Simon se maîtrisa, il avait envie de foutre en l’air un ou deux bibelots, comme cette cochonnerie d’horloge ; sa voix fit un bond quand il répondit très en colère.
_ Alors c’est comme ça, je suis un petit soldat cassé à ton avis, bon à foutre à la poubelle ?
_ Ce n’est pas mon avis qui nous intéresse ; et en aparté Simon, je ne me suis jamais plaint de ta virilité, non ?

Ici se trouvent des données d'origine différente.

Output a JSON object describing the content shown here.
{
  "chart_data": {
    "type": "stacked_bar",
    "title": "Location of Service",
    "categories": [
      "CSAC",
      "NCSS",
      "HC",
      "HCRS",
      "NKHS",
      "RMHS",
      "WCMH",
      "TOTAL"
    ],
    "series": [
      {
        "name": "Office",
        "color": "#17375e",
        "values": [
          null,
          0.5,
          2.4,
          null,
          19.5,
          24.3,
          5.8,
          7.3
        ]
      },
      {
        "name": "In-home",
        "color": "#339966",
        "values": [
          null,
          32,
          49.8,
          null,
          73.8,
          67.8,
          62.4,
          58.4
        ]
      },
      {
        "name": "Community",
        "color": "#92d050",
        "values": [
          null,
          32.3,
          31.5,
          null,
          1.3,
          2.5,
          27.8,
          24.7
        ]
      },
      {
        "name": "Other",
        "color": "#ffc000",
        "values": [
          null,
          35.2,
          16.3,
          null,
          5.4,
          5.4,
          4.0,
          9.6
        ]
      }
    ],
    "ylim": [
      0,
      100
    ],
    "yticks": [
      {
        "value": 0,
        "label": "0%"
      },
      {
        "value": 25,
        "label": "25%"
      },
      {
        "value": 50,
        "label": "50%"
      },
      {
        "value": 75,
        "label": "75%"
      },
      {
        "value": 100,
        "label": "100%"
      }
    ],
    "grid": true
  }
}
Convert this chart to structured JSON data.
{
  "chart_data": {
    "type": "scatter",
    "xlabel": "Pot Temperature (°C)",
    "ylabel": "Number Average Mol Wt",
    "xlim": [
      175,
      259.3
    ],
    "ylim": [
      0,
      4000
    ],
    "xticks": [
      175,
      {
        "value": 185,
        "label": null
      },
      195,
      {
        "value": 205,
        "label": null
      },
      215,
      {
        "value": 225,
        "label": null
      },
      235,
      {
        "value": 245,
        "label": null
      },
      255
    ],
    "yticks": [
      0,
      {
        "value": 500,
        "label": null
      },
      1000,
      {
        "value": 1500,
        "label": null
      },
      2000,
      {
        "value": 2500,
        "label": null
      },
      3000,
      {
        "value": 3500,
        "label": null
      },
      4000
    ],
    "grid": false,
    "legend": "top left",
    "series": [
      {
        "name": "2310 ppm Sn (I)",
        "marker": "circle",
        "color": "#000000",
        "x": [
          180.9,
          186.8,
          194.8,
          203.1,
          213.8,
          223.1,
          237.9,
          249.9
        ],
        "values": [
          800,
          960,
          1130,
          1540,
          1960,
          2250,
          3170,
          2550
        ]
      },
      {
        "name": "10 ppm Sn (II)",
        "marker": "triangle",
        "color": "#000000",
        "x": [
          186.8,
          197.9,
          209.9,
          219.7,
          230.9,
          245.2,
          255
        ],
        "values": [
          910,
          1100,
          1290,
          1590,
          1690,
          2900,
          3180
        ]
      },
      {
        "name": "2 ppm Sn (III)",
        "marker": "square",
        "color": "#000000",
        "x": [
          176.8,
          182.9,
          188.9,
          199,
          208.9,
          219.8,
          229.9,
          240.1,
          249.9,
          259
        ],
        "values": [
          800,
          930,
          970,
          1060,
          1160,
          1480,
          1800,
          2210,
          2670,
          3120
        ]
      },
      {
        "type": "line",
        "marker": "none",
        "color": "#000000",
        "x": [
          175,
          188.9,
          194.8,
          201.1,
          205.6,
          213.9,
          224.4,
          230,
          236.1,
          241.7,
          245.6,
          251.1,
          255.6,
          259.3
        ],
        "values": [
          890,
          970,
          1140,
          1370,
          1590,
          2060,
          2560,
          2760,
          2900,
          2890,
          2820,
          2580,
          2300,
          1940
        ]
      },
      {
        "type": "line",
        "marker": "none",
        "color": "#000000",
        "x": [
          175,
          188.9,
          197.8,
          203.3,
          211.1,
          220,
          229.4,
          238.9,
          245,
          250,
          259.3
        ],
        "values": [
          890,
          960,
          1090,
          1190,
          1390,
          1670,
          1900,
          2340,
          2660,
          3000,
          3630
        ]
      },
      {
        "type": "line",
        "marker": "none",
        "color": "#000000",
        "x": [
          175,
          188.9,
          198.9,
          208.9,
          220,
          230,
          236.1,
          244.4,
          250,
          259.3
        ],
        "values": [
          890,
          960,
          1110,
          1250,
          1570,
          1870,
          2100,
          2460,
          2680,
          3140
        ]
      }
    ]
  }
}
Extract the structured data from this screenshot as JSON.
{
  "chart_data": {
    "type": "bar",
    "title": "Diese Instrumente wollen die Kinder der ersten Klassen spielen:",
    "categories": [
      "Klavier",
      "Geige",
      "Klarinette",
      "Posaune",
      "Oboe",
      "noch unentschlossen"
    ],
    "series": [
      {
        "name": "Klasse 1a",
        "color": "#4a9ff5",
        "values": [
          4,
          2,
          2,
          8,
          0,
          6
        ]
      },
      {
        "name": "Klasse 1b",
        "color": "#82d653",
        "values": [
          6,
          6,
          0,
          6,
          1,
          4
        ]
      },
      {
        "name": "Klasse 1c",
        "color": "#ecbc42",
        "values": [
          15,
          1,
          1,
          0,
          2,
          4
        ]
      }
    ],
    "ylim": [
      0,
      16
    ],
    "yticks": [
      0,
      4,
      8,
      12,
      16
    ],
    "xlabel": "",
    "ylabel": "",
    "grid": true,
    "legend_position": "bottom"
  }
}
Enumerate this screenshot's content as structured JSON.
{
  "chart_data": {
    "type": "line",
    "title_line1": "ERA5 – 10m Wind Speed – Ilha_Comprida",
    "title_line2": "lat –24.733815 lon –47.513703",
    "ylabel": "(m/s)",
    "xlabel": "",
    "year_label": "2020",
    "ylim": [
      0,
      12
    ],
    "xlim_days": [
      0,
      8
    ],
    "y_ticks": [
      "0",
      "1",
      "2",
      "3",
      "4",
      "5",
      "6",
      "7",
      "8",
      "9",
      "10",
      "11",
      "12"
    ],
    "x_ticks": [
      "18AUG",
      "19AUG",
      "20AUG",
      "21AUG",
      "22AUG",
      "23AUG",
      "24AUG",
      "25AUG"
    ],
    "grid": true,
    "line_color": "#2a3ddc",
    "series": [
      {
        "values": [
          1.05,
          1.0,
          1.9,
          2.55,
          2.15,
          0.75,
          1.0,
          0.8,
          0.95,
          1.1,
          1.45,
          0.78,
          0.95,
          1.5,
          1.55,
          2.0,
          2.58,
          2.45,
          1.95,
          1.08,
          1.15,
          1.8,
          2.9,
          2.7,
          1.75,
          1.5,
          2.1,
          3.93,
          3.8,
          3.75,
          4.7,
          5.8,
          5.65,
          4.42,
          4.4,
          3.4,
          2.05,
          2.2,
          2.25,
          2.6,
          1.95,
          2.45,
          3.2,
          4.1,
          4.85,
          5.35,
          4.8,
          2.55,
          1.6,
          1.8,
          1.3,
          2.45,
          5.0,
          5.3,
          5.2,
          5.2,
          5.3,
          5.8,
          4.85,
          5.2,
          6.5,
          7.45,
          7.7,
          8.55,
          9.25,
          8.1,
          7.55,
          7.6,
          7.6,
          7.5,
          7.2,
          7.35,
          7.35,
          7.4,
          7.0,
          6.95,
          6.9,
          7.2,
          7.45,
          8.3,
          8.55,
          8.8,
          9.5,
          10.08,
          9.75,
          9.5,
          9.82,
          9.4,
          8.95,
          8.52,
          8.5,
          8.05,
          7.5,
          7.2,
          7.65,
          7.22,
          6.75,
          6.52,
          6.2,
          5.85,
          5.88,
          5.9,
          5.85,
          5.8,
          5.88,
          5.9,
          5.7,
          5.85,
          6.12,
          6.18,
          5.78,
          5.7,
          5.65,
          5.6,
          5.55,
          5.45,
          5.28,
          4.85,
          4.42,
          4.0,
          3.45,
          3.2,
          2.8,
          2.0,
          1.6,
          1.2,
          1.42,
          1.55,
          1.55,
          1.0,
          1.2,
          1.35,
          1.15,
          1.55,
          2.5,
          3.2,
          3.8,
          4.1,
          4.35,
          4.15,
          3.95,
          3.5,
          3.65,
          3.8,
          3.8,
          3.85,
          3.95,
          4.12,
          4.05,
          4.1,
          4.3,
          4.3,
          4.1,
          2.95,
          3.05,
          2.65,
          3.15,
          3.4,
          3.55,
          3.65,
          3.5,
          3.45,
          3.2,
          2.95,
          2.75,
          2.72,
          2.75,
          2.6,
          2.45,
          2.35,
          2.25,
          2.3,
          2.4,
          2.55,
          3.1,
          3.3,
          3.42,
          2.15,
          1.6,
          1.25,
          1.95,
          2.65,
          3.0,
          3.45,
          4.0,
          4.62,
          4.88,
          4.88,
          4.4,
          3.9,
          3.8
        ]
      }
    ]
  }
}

Simon soupira, excédé ; il avait envie de sauter sur Becky, de lui prouver encore qu’il était Simon Pelles, un tueur et un briseur de cœurs comme s’en ventaient les marines. Mais au fond de lui, il savait qu’elle mettait le doigt sur quelque chose d’important ; il ne pouvait pas s’imaginer être quelqu’un d’autre, un type qui irait au bureau tous les matins sans cracher au visage de la mort. C’était stupide, il avait peur quand les balles se mettaient à siffler, comme tout le monde ; mais il n’arrivait tout simplement pas à accepter de vieillir en paix, car c’était mourir d’une certaine façon.
_ Il fait chaud ici, je peux avoir un verre d’eau ?
_ Bien sûr.
Il l’observa, allant chercher une carafe et des verres ; tout chez elle semblait le provoquer, ses paroles, son langage corporel, jusqu’à la façon dont ses magnifiques cheveux bouclés cascadaient sur ses épaules… Peut-être avait-il vraiment besoin de se faire réviser la tête, car il nageait dans l’irrationnel, il avait rarement désiré une femme avec autant de violence. Il engloutit le verre d’eau et s’en servit aussitôt un second, c’est une douche glacée qu’il lui aurait fallu.
_ Tout va bien Simon ? Tu es tout rouge.
_ Oui, c’est sûrement mon dosage anti-UV qui est passé de travers ; continue.
_ Crains tu d’avoir à nouveau à utiliser une arme pour tuer quelqu’un ?
C’était un question dont Simon lui-même était curieux de connaître la réponse.
_ C’est toujours un gâchis, mais j’imagine que ça dépend des circonstances…
_ Est-ce que ton expérience de guerre, pourrait induire chez toi des réflexes inappropriés pour un agent de sécurité ?
La question fit sourire Pelles, on lui avait souvent posée, la faute aux films d’action où un héros solitaire « ancien des forces spéciales » se mettait à briser des os et abattre des armées de méchants dans des explosions cataclysmiques.
_ Si je risque de dévisser accidentellement le choux de quelqu’un sur un coup de sang ? Non, pas de risque.
_ Et ces jeunes noirs, il y a trois mois ?
_ Ils essayaient de me tuer.
_ J’ai entendu dire que les hommes du SWAT sont entraînés à tirer sur l’épaule à l’opposée du cœur pour neutraliser leurs victimes sans les tuer.
_ Je ne suis pas encore au SWAT, ils sont très bien entraînés… Et c’est beaucoup plus difficile de tirer sur quelqu’un que sur une cible en carton, donc quand on défend sa vie, on tire dans la masse.
_ Bien, il y a quelque chose que tu aimerai évoquer ? Je veux dire, en dehors de l’évaluation, si tu veux parler.
Simon eut une petit rire nerveux, frottant la paume de ses mains l’une contre l’autre.
_ Il est bien insonorisé ce bureau ?
Rebecca lui jeta son stylet en plastique en souriant.
_ PARLER, et au psy… Profite que c’est gratuit.
_ J’ai un très bon prêtre, je te l’ai dit ; mais on peut considérer que j’ai un grave problème de libido en la présence d’une certaine femme, comme une obsession, tu vois ce que je veux dire ?
_ Mmm, j’imagine… Et si cette certaine femme n’a que vingt minutes d’ici son prochain rendez-vous ?
_ Alors ce sera une mise en bouche, sans jeu de mots foireux, et elle devra m’accorder un rendez-vous ultérieurement… C’est comme qui dirait une urgence, là.